Now that many, many stories have been reported about the vast expanse of Santos’ grift, the clothes have become the hardened carapace of his brazenness—a facade of conservative apparel that stands in stark contrast to the outlandish lies Santos tells and the endless, unsophisticated ways he screwed up when it came to covering his tracks. “If you’re going to try to hide where your campaign money is going, then don’t leave an obvious paper trail,” Brendan Fischer, a campaign finance expert, told my colleague Ben Mathis-Lilley. “It just boggles the mind.”
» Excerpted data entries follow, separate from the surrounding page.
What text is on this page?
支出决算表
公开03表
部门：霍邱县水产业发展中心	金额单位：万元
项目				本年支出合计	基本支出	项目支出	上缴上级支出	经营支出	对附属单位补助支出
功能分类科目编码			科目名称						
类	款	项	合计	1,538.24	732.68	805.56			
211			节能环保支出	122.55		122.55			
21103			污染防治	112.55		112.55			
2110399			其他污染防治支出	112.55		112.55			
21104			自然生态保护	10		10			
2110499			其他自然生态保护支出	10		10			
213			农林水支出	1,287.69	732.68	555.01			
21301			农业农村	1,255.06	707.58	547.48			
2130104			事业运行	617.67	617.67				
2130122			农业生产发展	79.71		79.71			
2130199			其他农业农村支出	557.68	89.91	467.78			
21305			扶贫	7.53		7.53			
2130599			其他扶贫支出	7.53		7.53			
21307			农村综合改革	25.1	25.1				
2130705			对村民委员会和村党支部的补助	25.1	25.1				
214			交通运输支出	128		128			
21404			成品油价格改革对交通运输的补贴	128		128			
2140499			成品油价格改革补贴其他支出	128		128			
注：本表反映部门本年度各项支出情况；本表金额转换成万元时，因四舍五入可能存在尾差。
But Santos’ wardrobe, and his ability to ape an archetype, is a testament to just how much appearance can boggle the mind. “It reveals the extent to which our society operates by trust,” said Amy Reading, a historian of American con artistry. “We have to take each other at our words, and we have to accept each other’s reputations,” she said. “We have to each spend cultural capital and recognize other people’s cultural capital in order to function as a society.” And that trust can be shockingly easy to exploit with visual cues. Reading pointed to the story of the fake heiress who conned New York high society with her own penchant for designer looks and lifestyle illusions: “It’s impossible to talk about Santos without talking about Anna Delvey,” she said, noting another prime example of someone who played (or preyed) flagrantly on the gullible nature of social trust, and got away with it for an absurdly long time.
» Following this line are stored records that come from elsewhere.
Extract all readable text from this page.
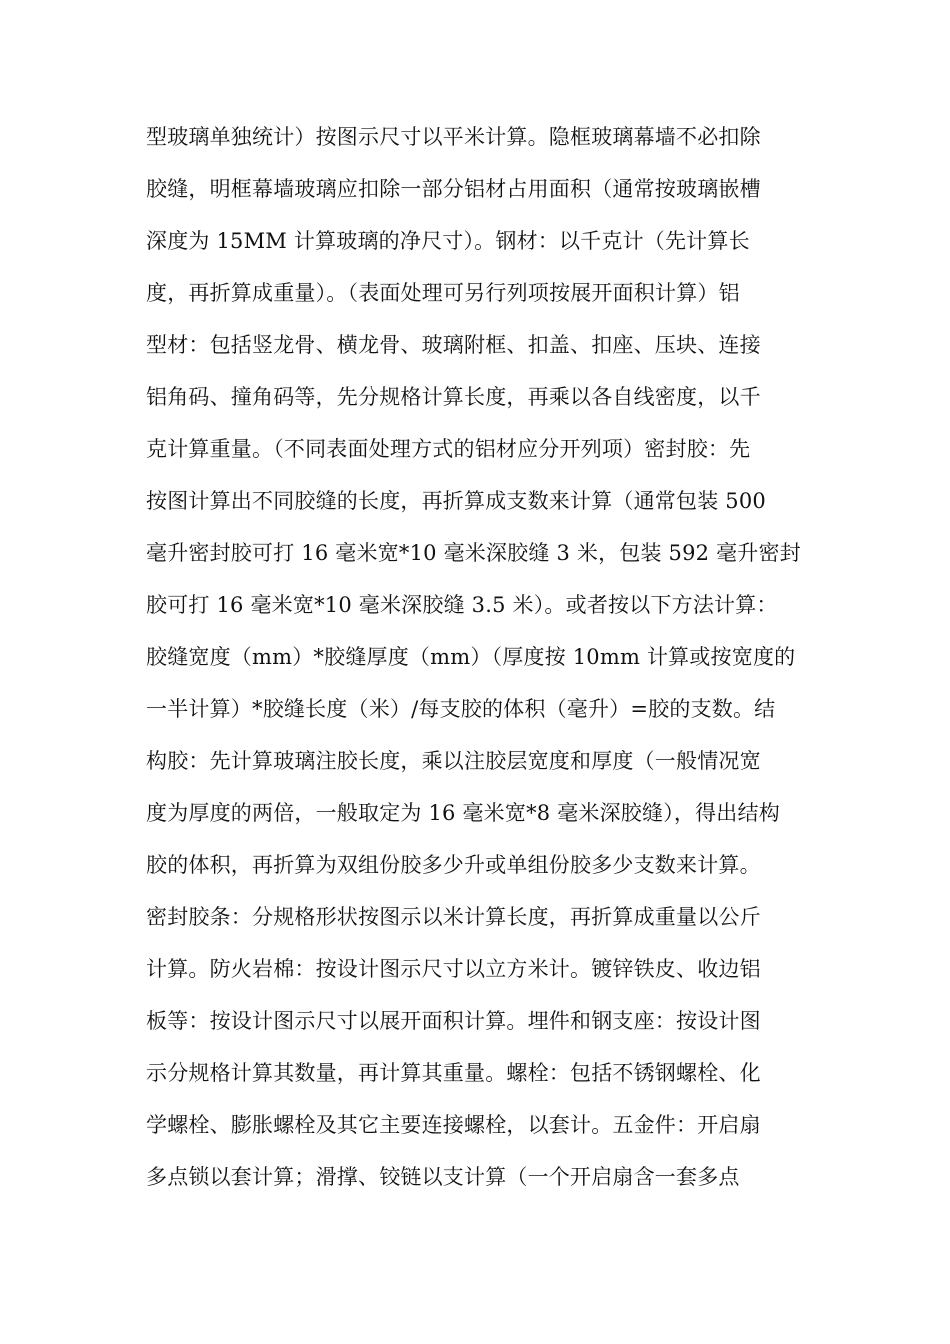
型玻璃单独统计）按图示尺寸以平米计算。隐框玻璃幕墙不必扣除
胶缝，明框幕墙玻璃应扣除一部分铝材占用面积（通常按玻璃嵌槽
深度为 15MM 计算玻璃的净尺寸）。钢材：以千克计（先计算长
度，再折算成重量）。（表面处理可另行列项按展开面积计算）铝
型材：包括竖龙骨、横龙骨、玻璃附框、扣盖、扣座、压块、连接
铝角码、撞角码等，先分规格计算长度，再乘以各自线密度，以千
克计算重量。（不同表面处理方式的铝材应分开列项）密封胶：先
按图计算出不同胶缝的长度，再折算成支数来计算（通常包装 500
毫升密封胶可打 16 毫米宽*10 毫米深胶缝 3 米，包装 592 毫升密封
胶可打 16 毫米宽*10 毫米深胶缝 3.5 米）。或者按以下方法计算：
胶缝宽度（mm）*胶缝厚度（mm）（厚度按 10mm 计算或按宽度的
一半计算）*胶缝长度（米）/每支胶的体积（毫升）=胶的支数。结
构胶：先计算玻璃注胶长度，乘以注胶层宽度和厚度（一般情况宽
度为厚度的两倍，一般取定为 16 毫米宽*8 毫米深胶缝），得出结构
胶的体积，再折算为双组份胶多少升或单组份胶多少支数来计算。
密封胶条：分规格形状按图示以米计算长度，再折算成重量以公斤
计算。防火岩棉：按设计图示尺寸以立方米计。镀锌铁皮、收边铝
板等：按设计图示尺寸以展开面积计算。埋件和钢支座：按设计图
示分规格计算其数量，再计算其重量。螺栓：包括不锈钢螺栓、化
学螺栓、膨胀螺栓及其它主要连接螺栓，以套计。五金件：开启扇
多点锁以套计算；滑撑、铰链以支计算（一个开启扇含一套多点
And just as with Delvey, whose story spawned dueling TV series and endless outpourings of ironic adulation, the fascination with Santos has now taken on an air of mordant admiration. The utter gall of that man, and his truly bottomless capacity for shamelessness, is, in its own way, impressive. A photo of Santos holding his head high while being crowded and hounded by the press has become a meme for that reason. (The photo was published by the Washington Post after Santos’ indictment, though it was taken at an earlier date.) The joke is, essentially, that the man exudes all the complicated glamour of a troubled pop star:
“It’s all there in that photo,” Reading said. “Looking at all those microphones and cameras pointed at him in his sunglasses, that’s the media appetite for somebody that has the absolute brazenness, like Santos or like Anna Delvey, to just make it up.” It’s basic, really, but it requires a level of “nerve, gall, fearlessness, and a complete disregard for the consequences” that most of us just don’t have, she said. “What we admire when we look at a con artist is that willingness to go there.”
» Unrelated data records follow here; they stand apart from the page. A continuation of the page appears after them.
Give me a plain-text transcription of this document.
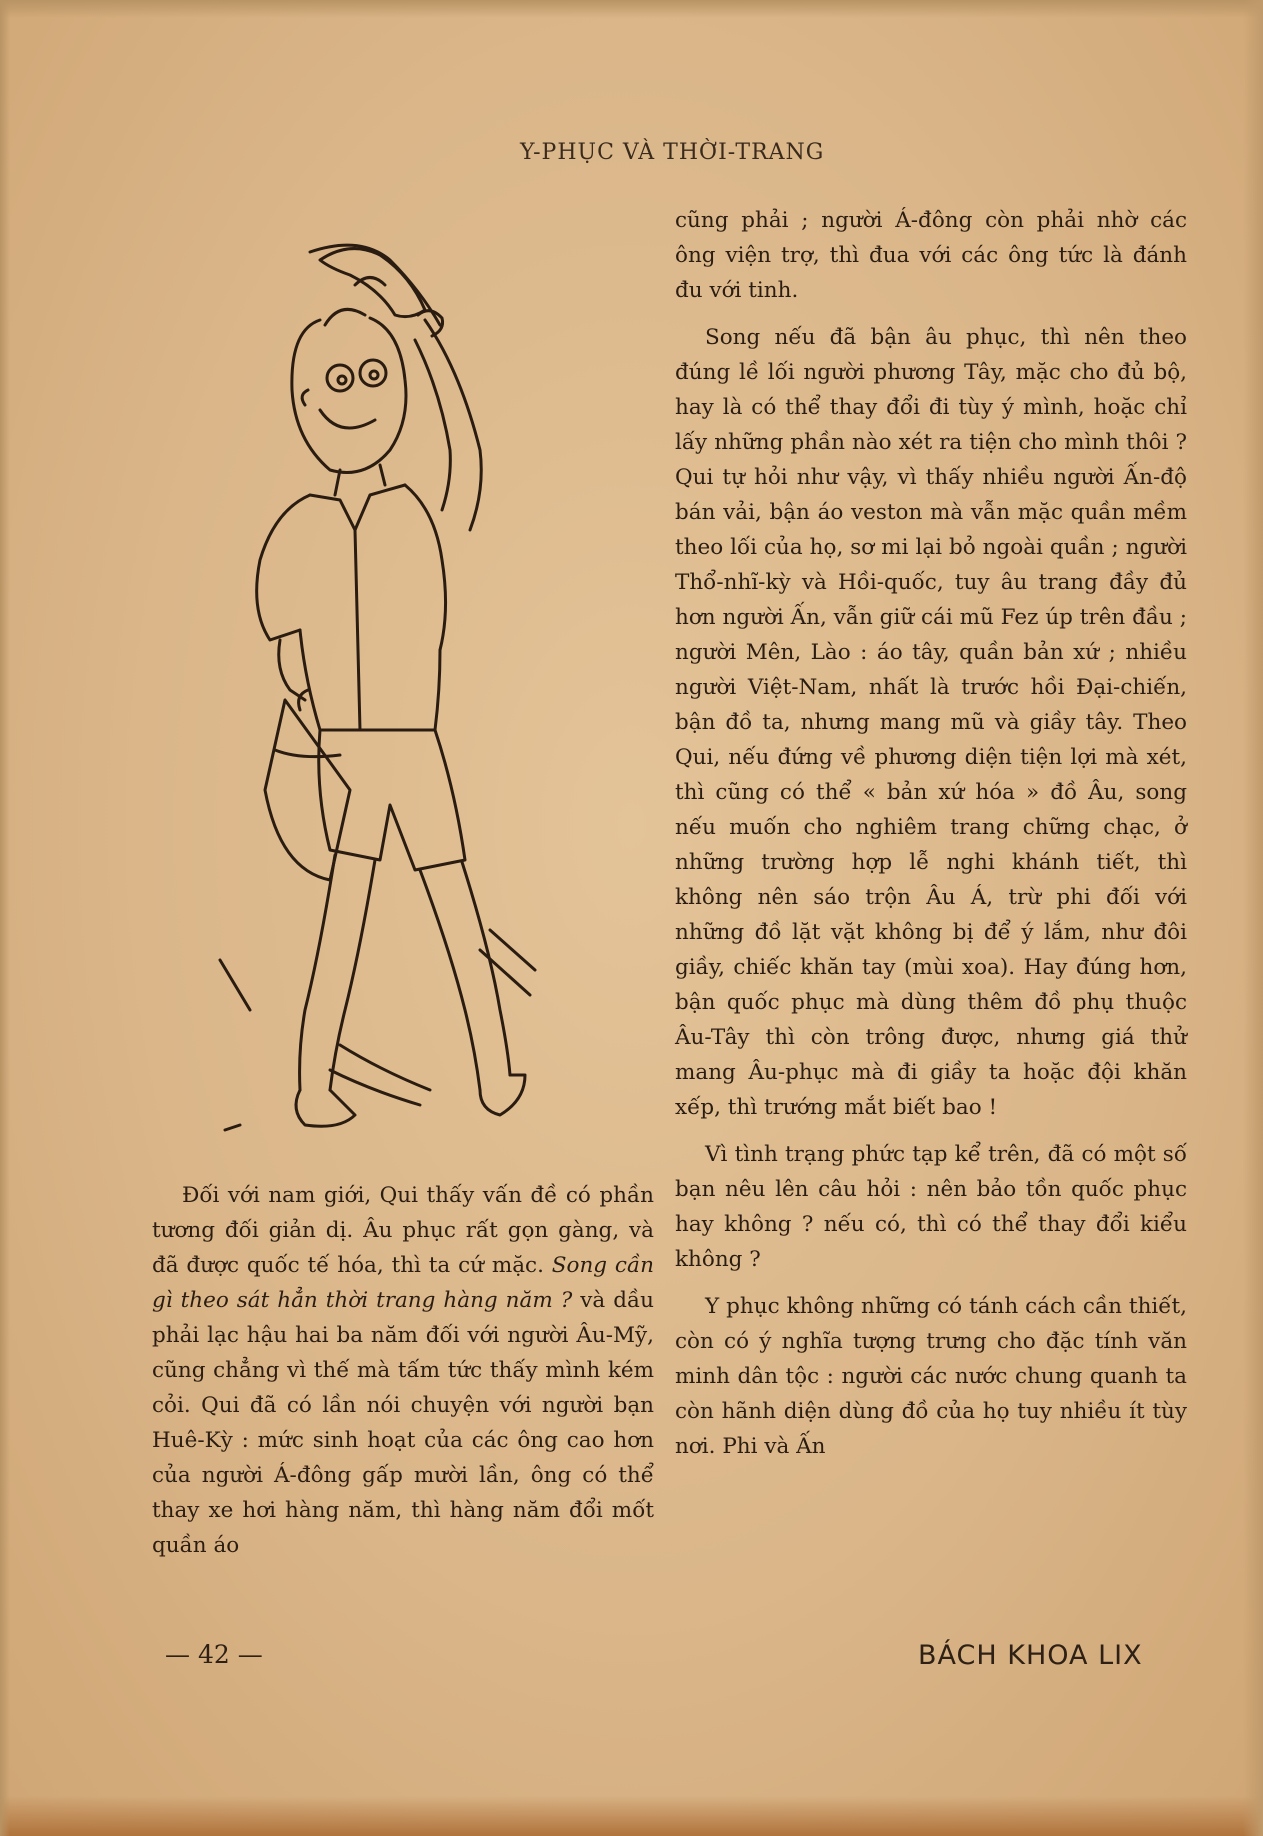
Y-PHỤC VÀ THỜI-TRANG

cũng phải ; người Á-đông còn phải nhờ các ông viện trợ, thì đua với các ông tức là đánh đu với tinh.

Song nếu đã bận âu phục, thì nên theo đúng lề lối người phương Tây, mặc cho đủ bộ, hay là có thể thay đổi đi tùy ý mình, hoặc chỉ lấy những phần nào xét ra tiện cho mình thôi ? Qui tự hỏi như vậy, vì thấy nhiều người Ấn-độ bán vải, bận áo veston mà vẫn mặc quần mềm theo lối của họ, sơ mi lại bỏ ngoài quần ; người Thổ-nhĩ-kỳ và Hồi-quốc, tuy âu trang đầy đủ hơn người Ấn, vẫn giữ cái mũ Fez úp trên đầu ; người Mên, Lào : áo tây, quần bản xứ ; nhiều người Việt-Nam, nhất là trước hồi Đại-chiến, bận đồ ta, nhưng mang mũ và giầy tây. Theo Qui, nếu đứng về phương diện tiện lợi mà xét, thì cũng có thể « bản xứ hóa » đồ Âu, song nếu muốn cho nghiêm trang chững chạc, ở những trường hợp lễ nghi khánh tiết, thì không nên sáo trộn Âu Á, trừ phi đối với những đồ lặt vặt không bị để ý lắm, như đôi giầy, chiếc khăn tay (mùi xoa). Hay đúng hơn, bận quốc phục mà dùng thêm đồ phụ thuộc Âu-Tây thì còn trông được, nhưng giá thử mang Âu-phục mà đi giầy ta hoặc đội khăn xếp, thì trướng mắt biết bao !

Vì tình trạng phức tạp kể trên, đã có một số bạn nêu lên câu hỏi : nên bảo tồn quốc phục hay không ? nếu có, thì có thể thay đổi kiểu không ?

Y phục không những có tánh cách cần thiết, còn có ý nghĩa tượng trưng cho đặc tính văn minh dân tộc : người các nước chung quanh ta còn hãnh diện dùng đồ của họ tuy nhiều ít tùy nơi. Phi và Ấn

Đối với nam giới, Qui thấy vấn đề có phần tương đối giản dị. Âu phục rất gọn gàng, và đã được quốc tế hóa, thì ta cứ mặc. Song cần gì theo sát hẳn thời trang hàng năm ? và dầu phải lạc hậu hai ba năm đối với người Âu-Mỹ, cũng chẳng vì thế mà tấm tức thấy mình kém cỏi. Qui đã có lần nói chuyện với người bạn Huê-Kỳ : mức sinh hoạt của các ông cao hơn của người Á-đông gấp mười lần, ông có thể thay xe hơi hàng năm, thì hàng năm đổi mốt quần áo

— 42 —	BÁCH KHOA LIX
He has certainly gone there. A former drag queen who has supported anti-LGBTQ+ laws, an alleged unemployment lawbreaker who co-sponsored a bill to take down unemployment lawbreakers, Santos’ unwillingness to ever break character implies a self-delusion—or commitment to the bit—that is equal parts repulsive and mesmerizing. Here is a man who has clothed himself in the garb of MAGA, becoming a caricature of right-wing zealotry, but is, in almost every way, also running from himself.
Last Wednesday, after leaving the courthouse, Santos declared the indictment a “witch hunt” and began to spew conspiracy theories about the Biden family, unbidden by a chorus of boos. “I’m gonna fight my battle, and I’m gonna deliver,” he said haughtily, wearing his signature blue blazer and shades. It was the outfit of an important somebody who doesn’t suffer consequences. Wrapped in that costume of self-assuredness and conviction, Santos briefly made you wonder if he could get away with it.